In all test runs, we rebooted the system, ensured all temp and prefetch data was purged, waited several minutes for drive activity to settle and for the system to reach an idle state before invoking a test. All of the drives featured here were tested with their own NVMe drivers installed where possible / available, but the default Microsoft NVMe driver was used when a proprietary driver was unavailable. Also note, we compare of mix of PCIe Gen 4 and Gen 3 drives here to illustrate how the Solidigm SSD D5-P5430 compares to other Solidigm drives we've previously tested and some competing offerings.
IOMETER BenchmarksAs we've noted in previous solid state storage articles, though IOMeter is clearly a well-respected industry standard benchmark too, we're not enamored with it for testing SSDs. The fact of the matter is, though our results with IOMeter scale, it is debatable whether or not certain access patterns, as they are presented to and measured, actually provide a valid example of real-world performance. The access patterns we tested may not reflect your particular workload, for example. That said, we do think IOMeter is a reliable gauge for relative available throughput, latency, and bandwidth with a given storage solution. In addition, there are certain higher-end workloads you can place on a drive with IOMeter, that you can't with most other storage benchmark tools available currently.

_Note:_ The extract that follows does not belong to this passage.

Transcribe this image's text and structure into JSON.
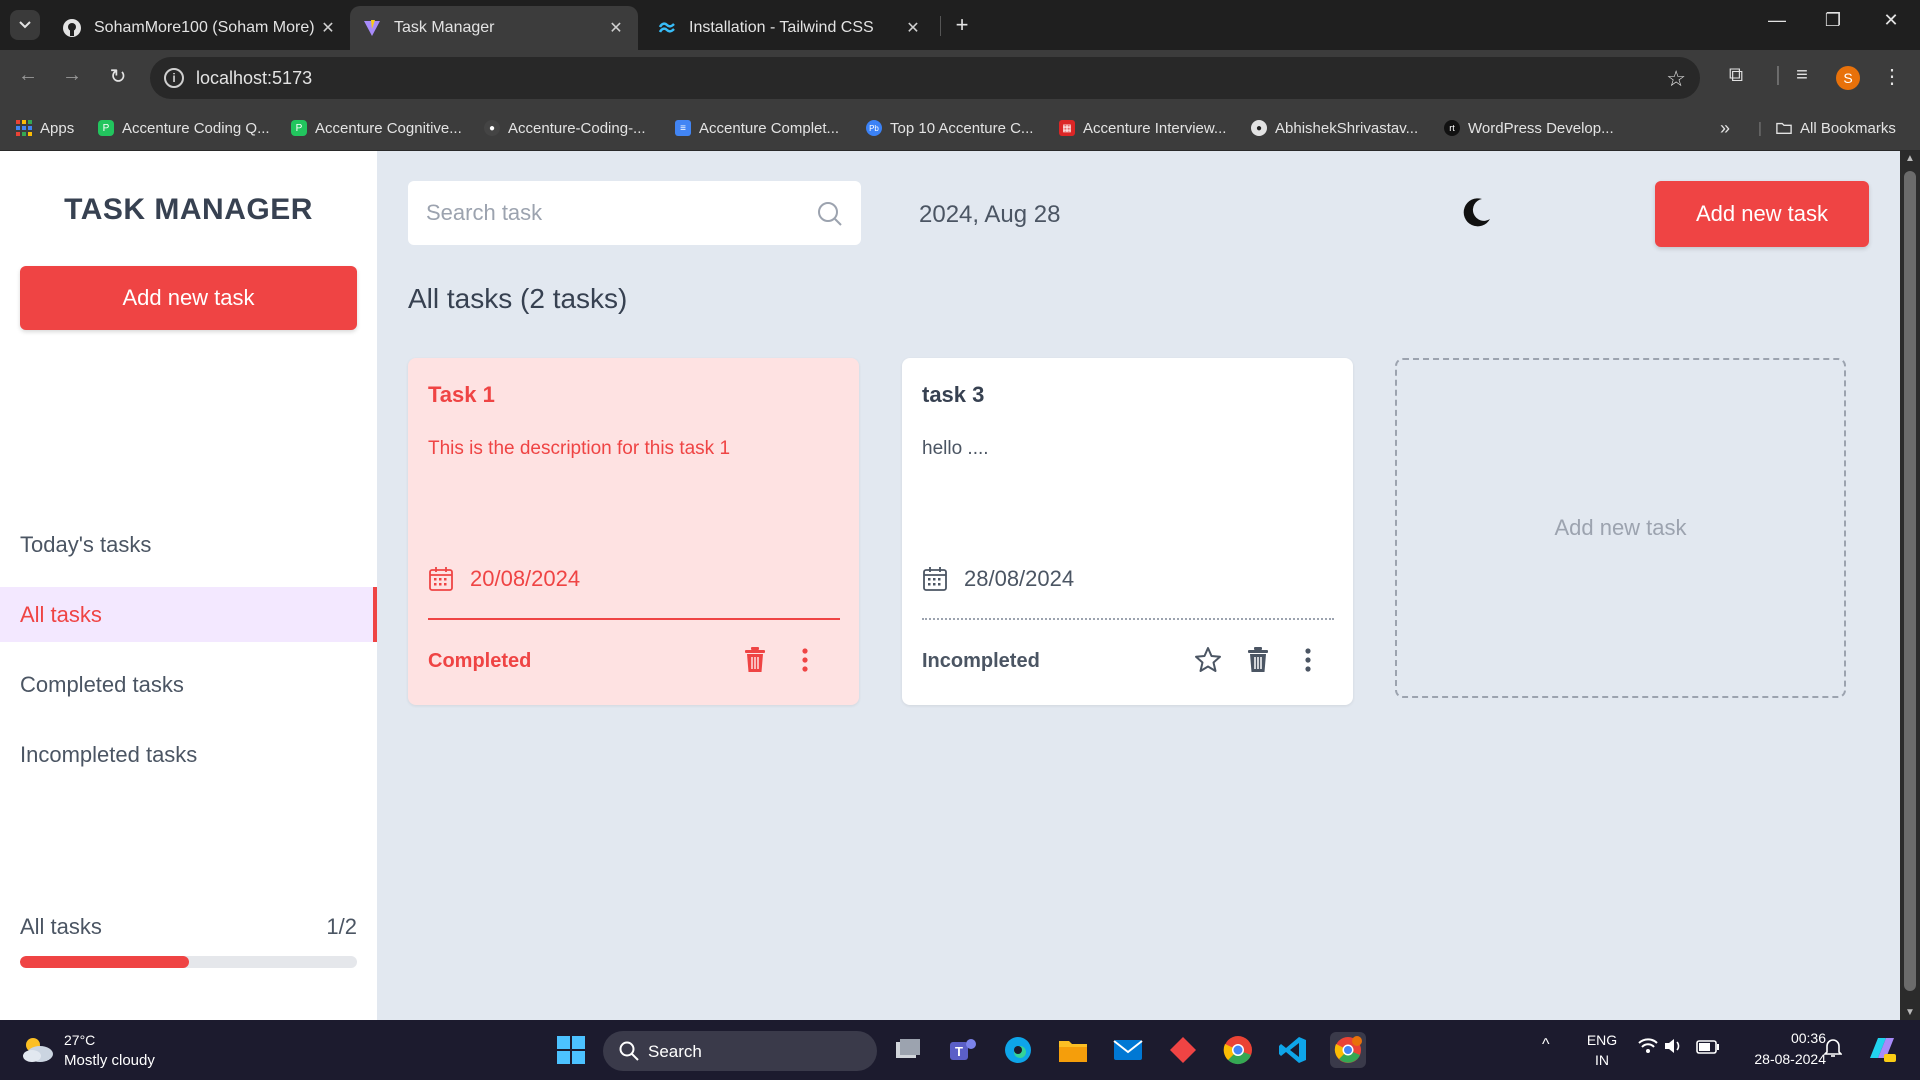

In the following tables, we're showing two sets of access patterns; a custom Workstation / Server pattern, with a 128K transfer size, consisting of 80% reads (20% writes) and 80% random (20% sequential) access and a 4K access pattern with a 4K transfer size, comprised of 67% reads (33% writes) and 100% random access. Queue depths from 1 to 32 were tested.
ATTO Disk Benchmarks: Bandwidth & IOsATTO is straightforward disk benchmark that measures transfer speeds across a specific volume length. It measures raw transfer rates for both reads and writes and graphs them out in an easily interpreted chart. We chose .5KB through 64MB transfer sizes and a queue depth of 4 over a total max volume length of 256MB. ATTO's workloads are sequential in nature and measure bandwidth and IOs, rather than response times, access latency, etc.
The Solidigm SSD D5-P5430 is designed for read-intensive workloads, and it shows in the write test here, where it lands about in the middle of the pack (as expected). In the read test, the Solidigm SSD D5-P5430's performance drops off transfer sizes in the 16 - 512K range, but it picks back up and hangs with the higher-end D7-series drives with the larger transfer sizes.
Peak IOs across the various transfer sizes show the Solidigm SSD D5-P5430 leading wtih the smallest transfers, but again we see things dropping off from 16 - 512K in the read test.